Von unserem Autor Andreas Pecht
Die Trgödie „Orestes“ entstand vor 2425 Jahren und erzählt von einer dieser unglückseligen, generationenübergreifenden, endlosen Schuld-Rache-Verwicklungen, die in tausenderlei Verästelungen die griechische Antike durchwuchern. Und wieder einmal fasziniert das Phänomen, wie aktuell und interessant so ein Uraltstück für uns Heutige sein kann.
Die Inszenierung von Niklaus Helbling startet so: Da liegt einer seit Tagen hungernd und stinkend auf einem Matratzenlager im Innenhof des Palasts zu Argos. Es ist der Sohn dieses Königshauses, Orestes; niedergeworfen von Schuld wegen des Mordes an seiner Mutter Klytaimnestra, mit dem er deren Ehebruch und Gattenmord an Agamemnon gerächt hat.
Den jungen Mann, mit einigem Elan gespielt von Nicolas Fethi Türksever, schütteln wahnhafte Heimsuchungen und zugleich reale Angst vor einem tödlichen Urteil der eben draußen tagenden Volksversammlung gegen ihn und seine Schwester Elektra. Dies ist der Tag der Entscheidung – über ein Verbrechen, dessen Wurzeln bis zu einem Götterfluch fünf Generationen zuvor zurückreichen.
Trefflicher Ton zu Beginn
Mit dem großen Eingangsmonolog Elektras findet die Inszenierung in den ersten Minuten einen trefflichen Ton. Lilith Häßle gibt da eine von den Unbilden des vorherigen Geschehens und der Umsorgung des Bruders in Sprache und Gestus erschöpfte Frau. Doch hat sie weder Kraft noch Zuversicht vollends verloren: Verbissen, ja stolz richtet sie sich auf, reißt auch Orestes aus der Matratzengruft, zwingt ihn unter die Dusche, um den Dreck der Verzweiflung abzuwaschen.

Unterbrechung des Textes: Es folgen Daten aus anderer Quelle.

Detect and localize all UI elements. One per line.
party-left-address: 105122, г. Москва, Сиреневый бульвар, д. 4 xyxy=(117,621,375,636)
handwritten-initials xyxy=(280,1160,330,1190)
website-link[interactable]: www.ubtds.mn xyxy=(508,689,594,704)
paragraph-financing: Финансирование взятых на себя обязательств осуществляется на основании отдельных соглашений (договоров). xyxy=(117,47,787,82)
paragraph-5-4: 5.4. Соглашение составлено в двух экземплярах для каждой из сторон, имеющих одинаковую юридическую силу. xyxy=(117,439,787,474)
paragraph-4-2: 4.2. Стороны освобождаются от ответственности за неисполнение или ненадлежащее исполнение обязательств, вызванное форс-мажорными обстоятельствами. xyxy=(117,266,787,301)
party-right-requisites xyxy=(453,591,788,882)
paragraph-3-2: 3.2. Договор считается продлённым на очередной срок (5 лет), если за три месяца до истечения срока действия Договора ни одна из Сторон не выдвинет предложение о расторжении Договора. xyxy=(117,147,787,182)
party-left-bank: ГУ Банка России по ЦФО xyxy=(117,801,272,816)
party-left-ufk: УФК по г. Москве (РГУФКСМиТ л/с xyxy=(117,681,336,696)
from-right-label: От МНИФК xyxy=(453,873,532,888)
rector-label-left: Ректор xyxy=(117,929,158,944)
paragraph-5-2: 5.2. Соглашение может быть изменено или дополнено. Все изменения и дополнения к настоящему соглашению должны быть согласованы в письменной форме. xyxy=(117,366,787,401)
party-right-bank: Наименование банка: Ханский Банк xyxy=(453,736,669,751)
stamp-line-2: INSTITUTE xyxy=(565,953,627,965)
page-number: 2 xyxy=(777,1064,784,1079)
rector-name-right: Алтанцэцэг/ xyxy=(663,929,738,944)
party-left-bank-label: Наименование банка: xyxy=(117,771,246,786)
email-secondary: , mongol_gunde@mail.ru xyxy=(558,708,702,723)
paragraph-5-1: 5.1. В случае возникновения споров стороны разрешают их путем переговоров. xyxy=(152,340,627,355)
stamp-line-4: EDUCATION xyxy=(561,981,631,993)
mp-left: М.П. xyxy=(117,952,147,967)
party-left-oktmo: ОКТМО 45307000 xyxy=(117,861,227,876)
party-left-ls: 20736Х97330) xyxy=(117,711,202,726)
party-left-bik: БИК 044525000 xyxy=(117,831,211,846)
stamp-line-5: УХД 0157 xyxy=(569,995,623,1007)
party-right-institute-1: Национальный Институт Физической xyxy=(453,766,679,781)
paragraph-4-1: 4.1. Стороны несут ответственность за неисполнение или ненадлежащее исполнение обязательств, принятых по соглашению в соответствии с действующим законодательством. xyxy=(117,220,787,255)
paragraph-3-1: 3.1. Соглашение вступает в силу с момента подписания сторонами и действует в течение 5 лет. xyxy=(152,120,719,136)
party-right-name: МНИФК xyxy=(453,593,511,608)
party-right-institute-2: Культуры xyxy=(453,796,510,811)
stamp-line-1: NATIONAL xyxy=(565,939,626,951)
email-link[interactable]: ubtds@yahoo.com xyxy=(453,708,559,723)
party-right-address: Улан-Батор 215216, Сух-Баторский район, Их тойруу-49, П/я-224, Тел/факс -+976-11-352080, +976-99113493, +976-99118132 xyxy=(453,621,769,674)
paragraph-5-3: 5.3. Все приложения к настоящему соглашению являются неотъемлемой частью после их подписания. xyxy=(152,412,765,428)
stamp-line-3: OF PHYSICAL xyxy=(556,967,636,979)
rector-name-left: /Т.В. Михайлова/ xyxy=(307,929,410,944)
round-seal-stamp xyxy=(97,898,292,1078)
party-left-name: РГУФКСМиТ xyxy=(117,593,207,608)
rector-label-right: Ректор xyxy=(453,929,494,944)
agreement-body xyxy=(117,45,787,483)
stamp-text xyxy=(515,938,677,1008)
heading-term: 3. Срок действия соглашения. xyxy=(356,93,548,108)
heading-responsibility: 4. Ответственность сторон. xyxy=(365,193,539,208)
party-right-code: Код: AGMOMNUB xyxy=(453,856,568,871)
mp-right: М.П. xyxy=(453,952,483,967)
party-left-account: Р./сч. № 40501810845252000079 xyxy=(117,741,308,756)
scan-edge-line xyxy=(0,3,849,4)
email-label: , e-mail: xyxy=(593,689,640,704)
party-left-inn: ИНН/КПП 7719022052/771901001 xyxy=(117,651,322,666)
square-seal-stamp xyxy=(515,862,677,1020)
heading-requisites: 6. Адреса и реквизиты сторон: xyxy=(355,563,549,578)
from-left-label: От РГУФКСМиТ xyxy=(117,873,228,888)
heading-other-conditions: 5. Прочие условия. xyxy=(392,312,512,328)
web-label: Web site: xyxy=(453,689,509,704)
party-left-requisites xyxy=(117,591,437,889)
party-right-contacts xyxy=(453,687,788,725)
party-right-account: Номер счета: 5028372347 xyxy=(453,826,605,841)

Sie ist es, die den Bruder erinnert an die vermeintliche Richtigkeit seiner Bluttat als gerechte Rache für die Verbrechen der Mutter am Vater. Zur Seite steht Elektra eine Truppe aus sieben jugendlichen Mädchen. In Schuluniform-Röckchen und mit schwarzen Lippen tanzen, stampfen, singen, skandieren sie sich zu modernem Blaster-Sound durch die Funktion des antiken Theaterchores. Eine schöne Idee.
Überraschend aktuell
Die krude Selbstlegitimation der Geschwister für den Muttermord ist wohl die wichtigste jener Essenzen, die das alte Stück gerade dieser Tage so aktuell machen. Denn daraus leitet sich die Verwandlung Orestes', Elektras und des mitverschworenem Pylades (Rüdiger Hauffe) zum Terroristentrio in einem erkennbar zerrütteten Staatswesen her. Vom aufgepeitschten Volk zur Steinigung verurteilt, vom Königsonkel Menelaos im Stich gelassen, erschlagen die drei Tante Helena, nehmen deren kleine Tochter als Geisel und zünden kaltblütig den Palast an. Wie meist bei den antiken Stücken, sind Ursache und Wirkung, Gut und Böse kaum eindeutig festlegbar.
Schicksalhafte Verstrickung aller ist ihr Wesensmerkmal. In diesem Falle ist die Sache derart verfahren, dass am Ende nur der sehr komisch angelegte Auftritt des göttlichen Apollon (knuffig: Henner Momann) eine Lösung herbeiführen kann. Bei aller Tragik hat der zweistündige pausenlose Abend doch eine Reihe von Schmunzelmomenten. Die sind teils schon bei Euripides angelegt, teils Resultat von Helblings Regie. Da wird aus Meneleas bei Murat Yeginer ein weinerlicher, geschwätziger Verlierertyp, aus Helenas Vater Tyndareos bei Armin Dillenberger ein schnöseliger Seniorgrantler.
Und Helena selbst formt Leoni Schulz als bloß in die eigene Schönheit verliebtes, geistloses Prachtmodel. Das hat alles seinen Reiz, doch droht darüber der von Häßle anfangs vorgegebene ernst differenzierende Atmosphäreton nachher zwischen ein bisschen zu viel Volkstümlichkeit verloren zu gehen.